If you are a Cleveland resident hoping that your city will revive its curbside recycling program, don’t hold your breath. It would be surprising to see the program resurrected by the end of this year (2021), if at all. Right now, things do not look too good.
Cleveland had a curbside recycling program until April 2020. That’s when their existing contract expired. In the 12+ months since, Cleveland has attempted to solicit new bids. They have received but one. Had they accepted that bid, the city’s costs for recycling would have risen by some $6 million.
What Happened to Making Money?
This writer is old enough to remember when the initial push for recycling plastics was launched in the 1970s. Way back then, we were told that recycling would save the planet. Recycling proponents only saw and talked about the good points. For example, they promised cities would actually make money by selling recycled products.
At the time, the thinking was that companies would buy recycled materials because that was the right thing to do. It was also assumed that such materials would be cheaper than their virgin counterparts. It turns out that proponents were wrong on both counts.
Businesses exist, first and foremost, to make money. This sometimes creates a conundrum when deciding what constitutes the ‘right thing to do’. Is it right to spend more money on recycled materials and risk company health – which could eventually lead to downsizing and layoffs – or is it better to keep costs as low as possible so as to keep people employed and contributing to the local economy?
As far as recycled products being cheaper, they just aren’t. Recycling is a laborious and time-consuming process. It costs money. Companies are going to buy cheaper virgin plastic before they invest in more expensive recycled material.
What Happened in Cleveland?
Knowing what we know about curbside recycling programs, Cleveland’s experience should not be all that surprising. What happened there is just a reflection of the market as a whole.
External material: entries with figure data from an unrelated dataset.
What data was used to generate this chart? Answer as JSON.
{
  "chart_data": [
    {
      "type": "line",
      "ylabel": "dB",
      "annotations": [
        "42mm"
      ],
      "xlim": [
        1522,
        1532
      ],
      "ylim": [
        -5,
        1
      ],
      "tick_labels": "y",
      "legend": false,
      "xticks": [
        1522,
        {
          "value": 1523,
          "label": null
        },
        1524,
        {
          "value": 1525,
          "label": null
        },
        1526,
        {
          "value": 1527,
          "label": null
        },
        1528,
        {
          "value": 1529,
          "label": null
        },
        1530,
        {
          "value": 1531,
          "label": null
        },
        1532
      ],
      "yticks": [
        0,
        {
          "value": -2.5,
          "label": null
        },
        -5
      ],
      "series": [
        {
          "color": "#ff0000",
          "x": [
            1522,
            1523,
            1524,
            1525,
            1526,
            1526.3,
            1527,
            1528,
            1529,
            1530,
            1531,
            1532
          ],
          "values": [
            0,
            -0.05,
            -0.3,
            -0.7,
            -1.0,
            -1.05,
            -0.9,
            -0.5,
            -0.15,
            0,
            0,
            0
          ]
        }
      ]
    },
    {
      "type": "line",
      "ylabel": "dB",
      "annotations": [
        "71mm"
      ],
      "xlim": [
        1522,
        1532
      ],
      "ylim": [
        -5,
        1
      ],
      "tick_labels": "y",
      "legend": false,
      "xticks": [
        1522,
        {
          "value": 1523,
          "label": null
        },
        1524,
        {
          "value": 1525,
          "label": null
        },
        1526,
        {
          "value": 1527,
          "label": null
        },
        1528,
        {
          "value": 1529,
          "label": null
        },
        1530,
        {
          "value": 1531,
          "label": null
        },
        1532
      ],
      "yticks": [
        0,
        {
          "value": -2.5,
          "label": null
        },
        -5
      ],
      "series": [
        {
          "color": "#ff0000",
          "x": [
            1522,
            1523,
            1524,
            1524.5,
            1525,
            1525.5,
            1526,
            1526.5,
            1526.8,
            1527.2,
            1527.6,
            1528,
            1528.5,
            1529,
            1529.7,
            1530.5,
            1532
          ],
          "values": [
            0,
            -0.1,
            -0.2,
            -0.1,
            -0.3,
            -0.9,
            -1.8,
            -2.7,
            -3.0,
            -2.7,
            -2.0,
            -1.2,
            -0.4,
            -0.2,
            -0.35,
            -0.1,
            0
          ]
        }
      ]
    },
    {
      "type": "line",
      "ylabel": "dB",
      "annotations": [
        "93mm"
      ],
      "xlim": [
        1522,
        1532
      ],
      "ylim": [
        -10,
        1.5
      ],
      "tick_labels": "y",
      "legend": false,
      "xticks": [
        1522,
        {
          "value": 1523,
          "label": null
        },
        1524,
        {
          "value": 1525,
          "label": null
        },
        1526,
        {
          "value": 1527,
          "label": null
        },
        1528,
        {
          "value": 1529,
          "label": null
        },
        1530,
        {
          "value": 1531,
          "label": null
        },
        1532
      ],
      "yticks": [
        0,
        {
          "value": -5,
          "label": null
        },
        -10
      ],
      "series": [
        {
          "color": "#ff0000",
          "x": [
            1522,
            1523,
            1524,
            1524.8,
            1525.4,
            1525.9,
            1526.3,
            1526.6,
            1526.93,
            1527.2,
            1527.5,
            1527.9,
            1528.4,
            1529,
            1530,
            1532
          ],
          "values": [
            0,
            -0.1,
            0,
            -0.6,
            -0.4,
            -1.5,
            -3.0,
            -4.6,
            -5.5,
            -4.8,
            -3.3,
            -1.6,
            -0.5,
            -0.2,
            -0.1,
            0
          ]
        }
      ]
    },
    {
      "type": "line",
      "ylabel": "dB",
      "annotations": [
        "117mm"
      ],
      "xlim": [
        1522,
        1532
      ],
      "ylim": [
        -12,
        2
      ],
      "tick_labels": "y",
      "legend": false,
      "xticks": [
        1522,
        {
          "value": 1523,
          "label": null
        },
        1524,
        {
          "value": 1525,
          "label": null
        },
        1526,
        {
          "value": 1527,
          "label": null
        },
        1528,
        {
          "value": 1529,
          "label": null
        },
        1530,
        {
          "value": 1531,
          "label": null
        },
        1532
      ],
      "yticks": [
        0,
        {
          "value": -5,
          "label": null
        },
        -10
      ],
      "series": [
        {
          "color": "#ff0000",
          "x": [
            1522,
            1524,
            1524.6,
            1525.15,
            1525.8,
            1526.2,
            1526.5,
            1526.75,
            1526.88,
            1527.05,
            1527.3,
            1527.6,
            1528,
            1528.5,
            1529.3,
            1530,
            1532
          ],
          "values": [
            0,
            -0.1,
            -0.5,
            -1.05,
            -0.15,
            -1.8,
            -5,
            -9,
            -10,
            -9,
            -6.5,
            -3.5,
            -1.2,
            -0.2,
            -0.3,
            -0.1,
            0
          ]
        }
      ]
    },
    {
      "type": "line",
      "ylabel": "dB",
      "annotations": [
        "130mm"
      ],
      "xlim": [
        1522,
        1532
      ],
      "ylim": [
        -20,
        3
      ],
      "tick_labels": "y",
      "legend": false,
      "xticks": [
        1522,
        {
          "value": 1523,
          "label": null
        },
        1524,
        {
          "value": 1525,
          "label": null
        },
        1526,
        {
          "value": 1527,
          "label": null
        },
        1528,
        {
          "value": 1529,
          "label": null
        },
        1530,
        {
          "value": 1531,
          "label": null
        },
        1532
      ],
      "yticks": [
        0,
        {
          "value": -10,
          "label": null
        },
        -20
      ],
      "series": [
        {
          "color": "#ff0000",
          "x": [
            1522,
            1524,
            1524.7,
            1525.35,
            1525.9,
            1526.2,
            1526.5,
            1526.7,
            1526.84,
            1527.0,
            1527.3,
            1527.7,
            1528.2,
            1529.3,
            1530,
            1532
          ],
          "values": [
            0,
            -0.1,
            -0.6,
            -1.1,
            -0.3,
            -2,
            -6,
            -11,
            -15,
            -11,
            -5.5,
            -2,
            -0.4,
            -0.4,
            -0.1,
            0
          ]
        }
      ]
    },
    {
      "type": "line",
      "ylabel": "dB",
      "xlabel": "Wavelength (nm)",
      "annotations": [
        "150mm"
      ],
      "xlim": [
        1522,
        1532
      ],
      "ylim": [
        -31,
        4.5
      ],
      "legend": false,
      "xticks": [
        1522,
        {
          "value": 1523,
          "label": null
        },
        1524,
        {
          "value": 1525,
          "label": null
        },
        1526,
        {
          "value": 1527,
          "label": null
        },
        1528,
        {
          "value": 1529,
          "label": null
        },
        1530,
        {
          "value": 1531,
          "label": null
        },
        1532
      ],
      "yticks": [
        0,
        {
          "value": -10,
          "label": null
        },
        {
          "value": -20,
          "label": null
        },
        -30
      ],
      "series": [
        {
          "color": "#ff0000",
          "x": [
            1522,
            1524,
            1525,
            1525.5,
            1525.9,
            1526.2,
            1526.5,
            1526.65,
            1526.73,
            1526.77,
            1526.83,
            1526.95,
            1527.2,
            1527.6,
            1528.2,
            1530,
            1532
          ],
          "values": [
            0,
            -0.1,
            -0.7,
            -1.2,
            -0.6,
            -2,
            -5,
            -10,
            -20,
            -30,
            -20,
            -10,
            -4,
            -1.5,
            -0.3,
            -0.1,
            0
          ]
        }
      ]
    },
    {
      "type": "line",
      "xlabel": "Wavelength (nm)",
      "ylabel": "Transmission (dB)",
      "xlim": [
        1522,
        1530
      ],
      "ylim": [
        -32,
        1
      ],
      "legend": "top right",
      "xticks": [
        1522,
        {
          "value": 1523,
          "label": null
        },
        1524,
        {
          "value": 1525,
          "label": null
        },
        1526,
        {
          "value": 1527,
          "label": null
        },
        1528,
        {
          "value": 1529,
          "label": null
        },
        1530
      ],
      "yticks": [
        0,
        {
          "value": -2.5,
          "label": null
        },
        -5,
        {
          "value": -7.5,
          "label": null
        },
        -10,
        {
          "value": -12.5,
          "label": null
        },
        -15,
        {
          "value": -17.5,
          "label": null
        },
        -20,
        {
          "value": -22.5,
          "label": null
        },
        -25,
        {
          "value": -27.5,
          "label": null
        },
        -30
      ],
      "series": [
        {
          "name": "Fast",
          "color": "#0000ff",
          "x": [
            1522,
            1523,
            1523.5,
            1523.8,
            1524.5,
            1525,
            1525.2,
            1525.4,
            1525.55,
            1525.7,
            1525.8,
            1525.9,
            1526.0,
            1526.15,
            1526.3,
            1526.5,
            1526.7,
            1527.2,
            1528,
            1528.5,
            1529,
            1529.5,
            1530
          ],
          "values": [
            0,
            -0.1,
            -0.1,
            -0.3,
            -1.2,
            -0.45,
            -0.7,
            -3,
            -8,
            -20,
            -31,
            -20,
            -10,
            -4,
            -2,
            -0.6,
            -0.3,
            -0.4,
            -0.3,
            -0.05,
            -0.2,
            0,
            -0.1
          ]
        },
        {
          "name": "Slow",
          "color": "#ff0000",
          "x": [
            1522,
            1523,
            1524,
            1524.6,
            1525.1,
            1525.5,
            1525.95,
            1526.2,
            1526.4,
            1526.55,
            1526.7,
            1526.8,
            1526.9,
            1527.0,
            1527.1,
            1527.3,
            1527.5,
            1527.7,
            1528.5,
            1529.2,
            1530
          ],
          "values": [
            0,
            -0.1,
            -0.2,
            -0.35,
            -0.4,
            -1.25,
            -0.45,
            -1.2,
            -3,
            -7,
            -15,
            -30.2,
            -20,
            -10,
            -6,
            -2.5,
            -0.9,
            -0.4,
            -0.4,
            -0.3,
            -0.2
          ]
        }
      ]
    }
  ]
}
In the simplest possible terms, the market for recycled products has collapsed. That is it in a nutshell.
If Cleveland wants to recycle #1 and #7 plastics, for example, they have to be able to sell those plastics to someone. No buyers ultimately mean the material goes to a landfill. The problem Cleveland is facing is the same problem every other municipality is up against – no one wants to buy their plastics.
We have gotten so good at manufacturing virgin plastic that we can do it very cheaply. Brand-new plastic is less expensive than recycled plastic. More importantly, virgin plastic has all of its integrity still intact. Recycled products have lost some of that integrity. So buying it is akin to spending more for an inferior product.
Recycling a Losing Proposition
At the end of the day, recycling is a losing proposition. It is a loser in the sense that it is hard to make money doing so, at least where consumer plastics are concerned. Commercial plastic recycling is big business dominated by companies like Tennessee-based Seraphim Plastics. But Seraphim doesn’t deal in consumer plastics because there’s no money in it.
Recycling is also a loser in the sense that all recycled products are inferior. You cannot recycle without losing quality or integrity. It is a basic law of physics. As such, prices have to reflect lower quality recyclables. If they don’t, good luck selling recycled products.
In Cleveland, the city council is hopeful that curbside recycling will be revived. The mayor’s office isn’t so optimistic. Residents will just have to wait to see how it all turns out.